The following article is adapted from a seminar titled “Teach Us to Pray—A Practical Approach With a Powerful Application,” taught by David Arthur at the Billy Graham Training Center at The Cove, in Asheville, North Carolina. The seminar emphasized the importance of learning from Jesus how we should pray. In this article, Arthur helps us think through the meaning of the opening, foundational phrases of the prayer that Jesus taught His disciples.
In Luke 11:1 we read, “Now Jesus was praying in a certain place, and when he finished, one of his disciples said to him, ‘Lord, teach us to pray, as John taught his disciples.’”

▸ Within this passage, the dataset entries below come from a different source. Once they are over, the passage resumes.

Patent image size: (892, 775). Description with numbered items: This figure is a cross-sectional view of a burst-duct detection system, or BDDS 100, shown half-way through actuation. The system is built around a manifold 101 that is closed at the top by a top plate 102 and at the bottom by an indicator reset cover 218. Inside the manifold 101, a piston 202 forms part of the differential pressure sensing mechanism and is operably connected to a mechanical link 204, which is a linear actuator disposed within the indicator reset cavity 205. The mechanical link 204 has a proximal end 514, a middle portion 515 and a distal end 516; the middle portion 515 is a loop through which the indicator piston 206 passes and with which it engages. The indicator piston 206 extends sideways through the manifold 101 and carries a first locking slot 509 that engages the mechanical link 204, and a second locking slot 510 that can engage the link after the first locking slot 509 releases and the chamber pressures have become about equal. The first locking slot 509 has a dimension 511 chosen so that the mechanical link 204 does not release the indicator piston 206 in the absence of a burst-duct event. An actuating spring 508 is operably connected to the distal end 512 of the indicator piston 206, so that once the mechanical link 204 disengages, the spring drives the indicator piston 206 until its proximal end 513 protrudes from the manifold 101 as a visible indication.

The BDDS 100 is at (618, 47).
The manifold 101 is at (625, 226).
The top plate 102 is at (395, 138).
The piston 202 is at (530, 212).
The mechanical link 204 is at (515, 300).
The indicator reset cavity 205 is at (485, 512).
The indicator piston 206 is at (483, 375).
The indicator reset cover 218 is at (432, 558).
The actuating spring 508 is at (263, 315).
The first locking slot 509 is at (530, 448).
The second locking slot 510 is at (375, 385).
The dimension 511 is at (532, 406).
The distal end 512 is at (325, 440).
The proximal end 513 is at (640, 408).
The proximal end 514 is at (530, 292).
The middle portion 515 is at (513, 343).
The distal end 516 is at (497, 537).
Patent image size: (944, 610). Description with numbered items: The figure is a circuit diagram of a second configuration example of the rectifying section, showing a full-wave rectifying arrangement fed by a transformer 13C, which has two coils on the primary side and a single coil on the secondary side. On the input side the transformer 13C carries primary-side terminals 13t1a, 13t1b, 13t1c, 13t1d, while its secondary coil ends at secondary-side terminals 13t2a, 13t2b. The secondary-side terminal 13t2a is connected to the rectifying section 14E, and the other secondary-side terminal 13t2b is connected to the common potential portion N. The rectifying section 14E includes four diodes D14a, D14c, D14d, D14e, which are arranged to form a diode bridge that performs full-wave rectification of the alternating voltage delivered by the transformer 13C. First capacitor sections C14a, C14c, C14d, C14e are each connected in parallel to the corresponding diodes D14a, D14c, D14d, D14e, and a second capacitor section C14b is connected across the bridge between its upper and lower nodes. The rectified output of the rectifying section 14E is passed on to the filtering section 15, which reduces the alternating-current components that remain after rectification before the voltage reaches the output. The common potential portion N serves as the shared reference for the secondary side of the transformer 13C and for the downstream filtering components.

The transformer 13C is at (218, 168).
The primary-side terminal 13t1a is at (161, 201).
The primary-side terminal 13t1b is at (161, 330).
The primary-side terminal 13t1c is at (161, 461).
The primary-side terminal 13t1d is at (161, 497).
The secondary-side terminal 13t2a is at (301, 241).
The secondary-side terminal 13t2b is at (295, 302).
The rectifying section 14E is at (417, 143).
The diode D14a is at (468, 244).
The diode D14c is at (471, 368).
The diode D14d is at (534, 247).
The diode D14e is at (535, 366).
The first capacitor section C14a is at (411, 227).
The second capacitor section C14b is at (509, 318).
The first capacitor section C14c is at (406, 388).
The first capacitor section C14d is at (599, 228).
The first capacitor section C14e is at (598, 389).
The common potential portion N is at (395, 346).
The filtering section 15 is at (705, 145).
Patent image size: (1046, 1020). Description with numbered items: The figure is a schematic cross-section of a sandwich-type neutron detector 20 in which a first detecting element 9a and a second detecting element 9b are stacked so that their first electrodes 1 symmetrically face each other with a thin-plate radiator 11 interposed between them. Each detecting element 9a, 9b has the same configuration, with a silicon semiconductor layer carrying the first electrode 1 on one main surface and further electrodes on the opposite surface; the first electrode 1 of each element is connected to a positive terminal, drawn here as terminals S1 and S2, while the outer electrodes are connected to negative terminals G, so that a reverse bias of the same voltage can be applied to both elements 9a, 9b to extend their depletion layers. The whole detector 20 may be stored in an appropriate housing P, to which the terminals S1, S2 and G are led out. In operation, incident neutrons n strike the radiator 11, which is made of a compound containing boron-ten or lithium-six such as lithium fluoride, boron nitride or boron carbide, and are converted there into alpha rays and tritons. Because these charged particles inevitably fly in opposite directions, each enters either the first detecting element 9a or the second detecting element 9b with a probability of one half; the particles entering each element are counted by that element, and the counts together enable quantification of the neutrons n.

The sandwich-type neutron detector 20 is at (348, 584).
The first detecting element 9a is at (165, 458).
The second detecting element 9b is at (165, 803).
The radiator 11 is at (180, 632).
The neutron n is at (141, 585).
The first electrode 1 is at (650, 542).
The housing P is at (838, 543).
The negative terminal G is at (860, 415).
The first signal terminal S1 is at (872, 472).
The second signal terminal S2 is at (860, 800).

Jesus was praying in “a certain place.” This is a repeated phrase in the gospels; Jesus would often go to a specific location. This means there was a pattern of behavior when Jesus went to pray.
Jesus was often teaching and healing in public, and we find in the gospels that people were pressing in on Him. There were times when Jesus needed to get away and talk to His Father. And often the gospels tell us He went to a certain place, a designated place. Jesus said in the Sermon on the Mount, “When you pray, go to your inner room, your closet, somewhere where you can be alone” (Cf. Matthew 6:6). So here Jesus is in His place of prayer, and when He has finished, a disciple asks, “Will you teach us how to do that?”

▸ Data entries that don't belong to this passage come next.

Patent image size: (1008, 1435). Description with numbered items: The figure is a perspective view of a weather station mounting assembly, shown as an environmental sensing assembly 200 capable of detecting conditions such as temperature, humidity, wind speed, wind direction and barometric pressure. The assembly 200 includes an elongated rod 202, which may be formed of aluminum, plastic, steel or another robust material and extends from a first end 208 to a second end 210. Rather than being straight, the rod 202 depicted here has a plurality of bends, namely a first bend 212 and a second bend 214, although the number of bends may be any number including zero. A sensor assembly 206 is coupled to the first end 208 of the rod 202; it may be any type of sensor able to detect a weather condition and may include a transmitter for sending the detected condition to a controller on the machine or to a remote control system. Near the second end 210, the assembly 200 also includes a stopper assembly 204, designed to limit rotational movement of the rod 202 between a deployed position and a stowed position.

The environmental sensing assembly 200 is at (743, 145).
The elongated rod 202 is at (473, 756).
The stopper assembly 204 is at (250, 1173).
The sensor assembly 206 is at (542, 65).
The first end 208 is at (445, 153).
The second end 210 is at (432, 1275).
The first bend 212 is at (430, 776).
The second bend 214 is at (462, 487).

In Matthew’s account, Jesus says that when you pray, this is what you are to say: “Our Father in heaven, hallowed be your name. Your kingdom come, your will be done, on earth as it is in heaven. Give us this day our daily bread, and forgive us our debts, as we also have forgiven our debtors. And lead us not into temptation, but deliver us from evil” (Matthew 6:9-13).

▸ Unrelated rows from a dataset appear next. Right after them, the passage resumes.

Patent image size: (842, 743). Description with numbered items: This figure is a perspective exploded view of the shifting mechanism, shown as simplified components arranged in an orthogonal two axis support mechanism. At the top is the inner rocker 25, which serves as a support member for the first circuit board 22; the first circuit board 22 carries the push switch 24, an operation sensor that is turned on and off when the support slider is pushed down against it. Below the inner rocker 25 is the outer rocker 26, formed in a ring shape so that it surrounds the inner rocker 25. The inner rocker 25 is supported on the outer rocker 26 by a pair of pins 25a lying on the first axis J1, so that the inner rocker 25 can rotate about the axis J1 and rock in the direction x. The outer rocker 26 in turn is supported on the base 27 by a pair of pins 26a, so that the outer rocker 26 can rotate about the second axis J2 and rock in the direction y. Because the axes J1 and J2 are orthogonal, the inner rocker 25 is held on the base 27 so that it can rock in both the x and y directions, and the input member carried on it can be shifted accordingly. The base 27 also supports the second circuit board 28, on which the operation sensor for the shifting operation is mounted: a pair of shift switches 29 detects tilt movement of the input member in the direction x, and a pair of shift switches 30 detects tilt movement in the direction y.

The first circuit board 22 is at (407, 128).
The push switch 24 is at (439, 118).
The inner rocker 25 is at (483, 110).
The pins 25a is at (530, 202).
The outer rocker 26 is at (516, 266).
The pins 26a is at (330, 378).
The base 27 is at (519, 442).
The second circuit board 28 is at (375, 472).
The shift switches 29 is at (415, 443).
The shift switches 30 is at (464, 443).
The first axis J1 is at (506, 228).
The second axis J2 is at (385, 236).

Let’s look first at whom we are to address when we pray. “Our Father in Heaven.”
How you talk to the Father matters. He’s not bro or the big man upstairs. Jesus says, “I want you to start in this way: Our Father.” And notice that the pronoun is our. In that one pronoun is the beautiful theology of being a co-heir with Jesus Christ, of being a child of the living God. There’s a sense that when you say that, you are pulling in Old Testament promises. You’re drawing on all the beautiful, rich understanding of who God is and what He has promised us in His covenants. That’s how you start your prayers.
Next, Jesus says, we are to pray “Hallowed be Your Name.” The Greek word for hallow is often translated holy, which means to set apart. It’s the exact opposite of common.